A welcome — and tasty — reliability
Orchard Market & Cafe offers consistent Middle Eastern favorites
The menu at the Orchard Market & Cafe in Towson hasn’t changed much since 1997, and I don’t want it to.
That’s the year that Nahid Vaezpour and her daughter and son-in-law, Sharareh and Jason Bulkeley, took over the restaurant.
“We keep whatever people have requested from the menu,” said Sharareh Bulkeley. “Everyone has a favorite.”
The dining room in shades of mellow olive and mustard has also survived the test of time. It’s old-fashioned but endearing, like a favorite elderly aunt.
Columns, photos and tapestries create a Middle Eastern atmosphere to complement the Persian dishes made from family recipes; Vaezpour used to do all the cooking at the restaurant before she retired last year.
Now Bulkeley, her sister, Hideh Kamoei, and sous chef Pedro Diaz prepare items such as barg — skewered beef tenderloin with tomatoes and onions — and chicken fesenjune , an Iranian favorite, with poached chicken in a walnut-pomegranate sauce.
The restaurant, which opened in 1988, sold various food products in its early days — hence, the market part of the restaurant’s name. That was discontinued years ago to focus on dining.
The restaurant is BYOB with no corkage fee. A server sets the table with wine glasses if you’ve brought a bottle and hands you a corkscrew.
On Wednesdays, there is live music with no cover charge. (There are exceptions for special events.) We had the pleasure of listening to a harpsichordist while making our way through a mostly delicious meal.
The biggest derailment of the evening was the Persian-style paella, a regular special, our waiter said. It sounded promising, with shrimp, scallops, mussels, clams, fish, calamari, chicken and vegetables in a garlic curry sauce tossed with basmati rice.
But something about the taste of the dish, in addition to the overcooked seafood, was off-putting. We ordered a serving for two without checking on the cost. The portion is huge, but so is the price at $38.95.

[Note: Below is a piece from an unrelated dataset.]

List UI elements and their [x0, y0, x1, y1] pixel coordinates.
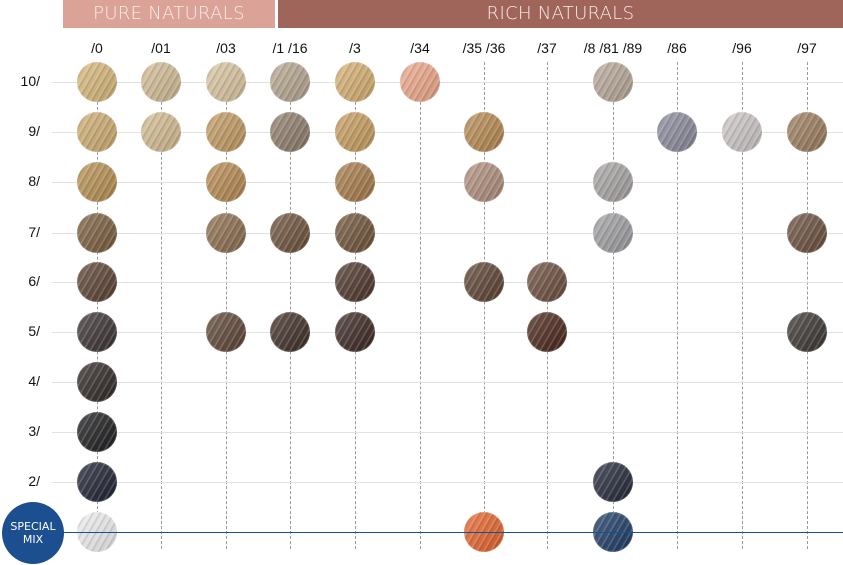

We had a better experience with the rest of our dishes, starting with several aromatic appetizers, including the mushroom zaban.
The slices of curried poached beef tongue, sauteed with onions and portobello mushrooms, were as tender and delectable as homey meatballs. We lapped up the sauce with warm pita triangles.
We also liked the gooey Bulgarian feta dotting a sauteed stew of tomatoes, onions and black olives, and another dish, haleem bademjune, which was similar to baba ghanoush. The garlicky eggplant and bean spread was enhanced with sour cream and walnuts.
After tasting the aash-o-reshteh soup, we anointed the agreeable broth — thick with lentils, kidney beans, chickpeas and vermicelli noodles — our new go-to comfort food.
In a kitchen mix-up, we ended up with a mango pear salad, and after one look at the beautiful dish, we were happy to hang on to it. The mixed greens glistened with a delicate pomegranate vinaigrette and were topped with ripe mangoes and pears juxtaposed with a zippy block of white Bulgarian feta cheese.
Besides the paella, we ordered two other entrees, which were excellent. The spicy kermani beef showcased sauteed slices of filet mignon, mushrooms, other vegetables Open: and peperoncini in a tomato-garlic curry sauce.
I have been a fan of the shirin polo — “sunshine on a plate,” our server said — for years. The dish always satisfies me with the juicy chicken pieces swabbed with a sweet orange-mango sauce and nestled next to saffron rice adorned with carrots, orange peel, currants and raisins.
We ended with desserts that are made in-house, including a Napoleon with stellar saffron ice cream and another treat, a lush sponge cake with a creamy filling and fruit. We also enjoyed a crispy kataifi, a pastry that looks like it’s been rolled in shredded wheat.
Over the years, the Orchard Market & Cafe has played a lead role in introducing the community to the exotic ingredients of Persian cooking. It’s always a pleasure to reacquaint myself with its consistent charms.